Technical Validation

All the segmentation labels of the 354 images with flaky corneal ulcers (263 images with point-flaky mixed corneal ulcers and 91 images with flaky corneal ulcers) have been visually reviewed independently by two ophthalmologists to ensure accuracy. It is worth being pointed out that among all those 354 images there are 100 images the flaky ulcer segmentation labels of which were created in a fully-manual way. Those 100 images had already been used in one of our previous works26.
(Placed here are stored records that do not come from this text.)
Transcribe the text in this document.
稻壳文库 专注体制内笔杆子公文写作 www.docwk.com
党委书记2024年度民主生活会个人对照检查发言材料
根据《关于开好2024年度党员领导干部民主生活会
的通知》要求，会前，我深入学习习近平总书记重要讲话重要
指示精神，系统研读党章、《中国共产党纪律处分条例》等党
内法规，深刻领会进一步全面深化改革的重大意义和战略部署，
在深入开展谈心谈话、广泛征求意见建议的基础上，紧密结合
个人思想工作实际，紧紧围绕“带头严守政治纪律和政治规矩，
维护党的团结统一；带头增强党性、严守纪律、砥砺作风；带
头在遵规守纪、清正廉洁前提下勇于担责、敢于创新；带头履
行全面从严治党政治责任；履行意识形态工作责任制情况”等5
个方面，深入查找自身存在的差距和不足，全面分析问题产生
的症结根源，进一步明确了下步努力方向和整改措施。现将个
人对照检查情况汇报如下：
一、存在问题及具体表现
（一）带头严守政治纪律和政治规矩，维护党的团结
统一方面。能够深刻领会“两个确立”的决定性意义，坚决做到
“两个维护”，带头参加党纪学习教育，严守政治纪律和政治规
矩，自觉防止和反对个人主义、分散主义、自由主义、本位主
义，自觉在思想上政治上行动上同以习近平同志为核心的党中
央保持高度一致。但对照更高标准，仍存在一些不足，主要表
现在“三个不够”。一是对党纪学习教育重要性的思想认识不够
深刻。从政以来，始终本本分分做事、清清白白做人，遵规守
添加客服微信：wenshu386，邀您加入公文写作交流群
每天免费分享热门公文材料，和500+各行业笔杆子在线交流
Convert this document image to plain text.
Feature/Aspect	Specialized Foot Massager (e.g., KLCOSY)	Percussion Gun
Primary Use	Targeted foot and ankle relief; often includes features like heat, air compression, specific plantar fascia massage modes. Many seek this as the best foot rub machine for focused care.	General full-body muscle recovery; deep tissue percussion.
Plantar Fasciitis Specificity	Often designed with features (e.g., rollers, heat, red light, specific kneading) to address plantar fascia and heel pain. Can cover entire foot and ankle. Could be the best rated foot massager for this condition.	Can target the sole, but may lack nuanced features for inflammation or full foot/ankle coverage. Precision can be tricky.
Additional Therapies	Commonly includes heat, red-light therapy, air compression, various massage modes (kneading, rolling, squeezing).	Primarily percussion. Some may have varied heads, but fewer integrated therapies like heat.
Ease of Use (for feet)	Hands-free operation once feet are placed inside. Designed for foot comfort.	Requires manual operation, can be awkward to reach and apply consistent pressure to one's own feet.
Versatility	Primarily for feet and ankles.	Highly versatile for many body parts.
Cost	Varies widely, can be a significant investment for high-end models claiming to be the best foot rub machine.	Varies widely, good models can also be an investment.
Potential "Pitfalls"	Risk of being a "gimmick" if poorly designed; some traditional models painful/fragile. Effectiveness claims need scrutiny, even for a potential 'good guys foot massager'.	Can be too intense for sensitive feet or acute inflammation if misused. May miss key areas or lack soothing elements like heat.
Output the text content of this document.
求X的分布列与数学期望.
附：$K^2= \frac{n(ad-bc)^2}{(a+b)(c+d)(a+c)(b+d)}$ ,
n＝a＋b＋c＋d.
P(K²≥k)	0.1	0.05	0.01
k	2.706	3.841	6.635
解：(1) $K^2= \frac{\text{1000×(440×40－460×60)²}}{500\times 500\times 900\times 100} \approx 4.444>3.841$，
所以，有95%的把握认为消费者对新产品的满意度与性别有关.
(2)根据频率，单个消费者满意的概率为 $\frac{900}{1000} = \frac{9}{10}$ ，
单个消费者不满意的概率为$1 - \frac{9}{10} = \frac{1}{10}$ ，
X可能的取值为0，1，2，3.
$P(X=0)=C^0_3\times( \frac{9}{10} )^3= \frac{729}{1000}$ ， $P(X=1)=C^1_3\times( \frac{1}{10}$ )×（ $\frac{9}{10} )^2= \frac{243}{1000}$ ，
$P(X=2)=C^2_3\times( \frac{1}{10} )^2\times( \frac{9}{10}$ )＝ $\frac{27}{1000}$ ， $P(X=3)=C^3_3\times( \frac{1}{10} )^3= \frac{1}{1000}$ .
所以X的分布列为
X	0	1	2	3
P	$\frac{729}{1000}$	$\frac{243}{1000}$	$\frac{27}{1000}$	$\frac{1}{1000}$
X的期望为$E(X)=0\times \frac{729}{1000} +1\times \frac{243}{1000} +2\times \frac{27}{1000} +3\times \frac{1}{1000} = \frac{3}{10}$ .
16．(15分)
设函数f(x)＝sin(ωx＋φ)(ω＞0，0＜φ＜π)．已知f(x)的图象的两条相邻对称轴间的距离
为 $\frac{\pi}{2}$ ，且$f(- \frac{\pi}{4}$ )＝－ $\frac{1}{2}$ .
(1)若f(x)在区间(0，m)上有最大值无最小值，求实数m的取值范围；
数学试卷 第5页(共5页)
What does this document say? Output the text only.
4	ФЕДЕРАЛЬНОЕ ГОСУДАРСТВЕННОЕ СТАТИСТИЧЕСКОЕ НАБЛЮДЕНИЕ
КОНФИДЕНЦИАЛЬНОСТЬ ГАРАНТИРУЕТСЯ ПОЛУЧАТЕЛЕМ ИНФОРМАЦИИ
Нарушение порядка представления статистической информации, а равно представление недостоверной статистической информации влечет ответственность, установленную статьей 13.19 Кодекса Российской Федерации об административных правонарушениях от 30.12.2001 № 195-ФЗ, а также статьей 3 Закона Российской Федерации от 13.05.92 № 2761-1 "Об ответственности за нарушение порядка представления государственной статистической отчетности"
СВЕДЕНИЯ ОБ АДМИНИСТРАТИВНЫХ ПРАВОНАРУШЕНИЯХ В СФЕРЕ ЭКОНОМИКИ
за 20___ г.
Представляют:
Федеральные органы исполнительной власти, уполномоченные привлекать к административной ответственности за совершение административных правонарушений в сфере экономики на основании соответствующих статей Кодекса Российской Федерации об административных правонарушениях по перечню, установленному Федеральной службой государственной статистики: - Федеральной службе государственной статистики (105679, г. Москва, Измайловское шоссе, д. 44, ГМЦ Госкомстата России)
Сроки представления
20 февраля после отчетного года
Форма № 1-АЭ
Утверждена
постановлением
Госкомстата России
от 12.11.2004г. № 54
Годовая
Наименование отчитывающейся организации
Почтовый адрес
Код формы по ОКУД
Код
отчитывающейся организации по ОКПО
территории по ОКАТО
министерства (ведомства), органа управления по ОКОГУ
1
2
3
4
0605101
The quality of all the 712 fluorescein staining images used in this study has been visually examined by experienced ophthalmologists to ensure sufficient image quality. A potential limitation of this work is that we did not provide any quantitative metrics to validate the quality of each image. A viable approach is to manually score the quality of each image, as proposed elsewhere29, which may also inaugurate deep learning approaches for automatically scoring the quality of fluorescein staining images.

The segmentation label of each image was provided in a binary format, even though the consensus was arrived by 3 independent annotators. A potential better way is to provide a probabilistic segmentation label, similar to what has been done for the DiaretDB1 dataset30. Recently, uncertainty has been paid great attention to in medical related deep learning tasks. There are two major types of uncertainty. Aleatoric uncertainty accounts for noises in the data, often induced during the data acquisition process. Epistemic uncertainty relates to uncertainty in the model parameters, usually arising from the limited size of datasets31. In this study, our sophisticated data acquisition procedure has reduced the aleatoric uncertainty to a relatively low extent, as verified by visual assessments. Multiple annotations in a probabilistic setting may help calibrate the estimation of aleatoric uncertainty32, which will be one of our future endeavors.

The dataset provided in this work has a relatively large sample size in terms of medical image segmentation tasks (a total of 354 samples), as compared to a sample size of 81 in the IDRiD dataset20 and a sample size of 40 in the DRIVE dataset21. However, in terms of TG classifications, this dataset is largely unbalanced and has a relatively limited sample size for certain categories, which may cause overfitting problems if used in a deep learning setting. In this context, this dataset may better suit “small dataset” regimes in terms of developing automated classification algorithms, the research topic of which has already been extensively investigated33. One of our future research efforts is to collect more data to address this limitation.

Usage Notes

The dataset presented in this paper can be downloaded through the link mentioned before. Users of this dataset should acknowledge the contributions of the original authors and properly cite this article.